InstaDeep / Research Institute of Molecular Pathology (IMP) / Medical University of Vienna / Cornell University / Cold Spring Harbor Laboratory
A multi-species genomics foundation model that unifies representation learning, functional-track prediction, and controllable sequence generation over 1 Mb contexts at single-base resolution.
Nucleotide Transformer v3 (NTv3) is a multi-species genomics foundation model from InstaDeep that unifies three capabilities previously split across separate systems: representation learning, functional-track and genome-annotation prediction, and controllable sequence generation. Introduced in a December 2025 bioRxiv preprint, it is the third generation of the Nucleotide Transformer line and a substantial redesign rather than an incremental update. Where the earlier encoder-only NT models tokenized DNA into overlapping six-mers and read 6–12 kb of context, NTv3 operates at single-nucleotide resolution over windows up to 1 megabase.
The core problem NTv3 targets is long-range genomic regulation. Enhancers, insulators, and other regulatory elements can act over hundreds of kilobases, a range invisible to short-context models. NTv3 reaches this scale with a U-Net-style architecture: a convolutional tower downsamples the 1 Mb single-base input, a transformer stack models dependencies in the compressed representation, and a deconvolutional path restores base-level resolution for both prediction and generation. This lets a single model move from raw sequence to dense functional signal without the fixed short windows of prior genomic language models.
NTv3 was developed by InstaDeep (London) with academic collaborators at the Research Institute of Molecular Pathology (IMP) and the Medical University of Vienna, Cornell Tech, and Cold Spring Harbor Laboratory.

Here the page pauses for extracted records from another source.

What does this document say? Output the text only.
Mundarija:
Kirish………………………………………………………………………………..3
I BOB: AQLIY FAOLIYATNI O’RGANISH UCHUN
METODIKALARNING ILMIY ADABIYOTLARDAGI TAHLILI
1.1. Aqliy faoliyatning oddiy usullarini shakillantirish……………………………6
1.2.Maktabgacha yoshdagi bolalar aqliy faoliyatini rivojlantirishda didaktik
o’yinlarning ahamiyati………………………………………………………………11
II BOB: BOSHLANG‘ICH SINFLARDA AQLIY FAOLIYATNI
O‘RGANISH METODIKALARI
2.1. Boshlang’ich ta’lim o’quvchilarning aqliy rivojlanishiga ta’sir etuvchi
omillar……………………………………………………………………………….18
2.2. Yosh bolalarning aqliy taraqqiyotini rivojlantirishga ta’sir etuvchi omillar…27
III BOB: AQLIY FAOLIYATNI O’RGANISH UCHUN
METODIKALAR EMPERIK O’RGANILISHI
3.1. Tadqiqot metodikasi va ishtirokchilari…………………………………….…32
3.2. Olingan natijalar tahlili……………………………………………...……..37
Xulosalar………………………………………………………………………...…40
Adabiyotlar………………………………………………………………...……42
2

The model family, benchmark, and JAX code are released publicly under a non-commercial license.
NTv3 is pretrained via masked language modeling on approximately 9 trillion base pairs drawn from the OpenGenome2 corpus, spanning more than 128,000 species, and is implemented in JAX for GPU and TPU execution. The largest released model has about 650M parameters (0.7B), with a 1,536 hidden dimension, 12 transformer layers, 24 attention heads, and a seven-stage convolutional downsampling tower; input length must be a multiple of 128. After pretraining, a joint objective post-trains the model on roughly 16,000 functional tracks (BigWig signal and BED elements) across 24 animal and plant species. On the NTv3 Benchmark of 106 long-range tasks, the authors report state-of-the-art accuracy for functional-track prediction and cross-species genome annotation.
NTv3 is aimed at researchers in regulatory and comparative genomics who need to relate long stretches of sequence to function: predicting chromatin and expression signal, annotating regulatory elements in newly assembled genomes, scoring the effects of non-coding and structural variation, and designing synthetic regulatory sequences. The controllable generation capability is particularly relevant to synthetic biology and gene-therapy vector design, where enhancers with tuned, cell-type-specific activity are valuable. Released checkpoints across three sizes let groups trade accuracy against compute.
NTv3 marks the Nucleotide Transformer line's shift from a representation-only backbone toward a unified sequence-to-function platform, joining the class of long-range genomic predictors that model regulatory signal at scale. Its single-base 1 Mb context directly addresses the short-window and six-mer limitations of NT v1 and v2, and its experimentally validated enhancer design demonstrates that a genomics foundation model can both read and write regulatory sequence. As a recent preprint, its results await peer review and independent replication, and the non-commercial license on the weights, code, and paper restricts commercial reuse and derivative models.
Boshar, S., et al. (2025) A foundational model for joint sequence-function multi-species modeling at scale for long-range genomic prediction. bioRxiv.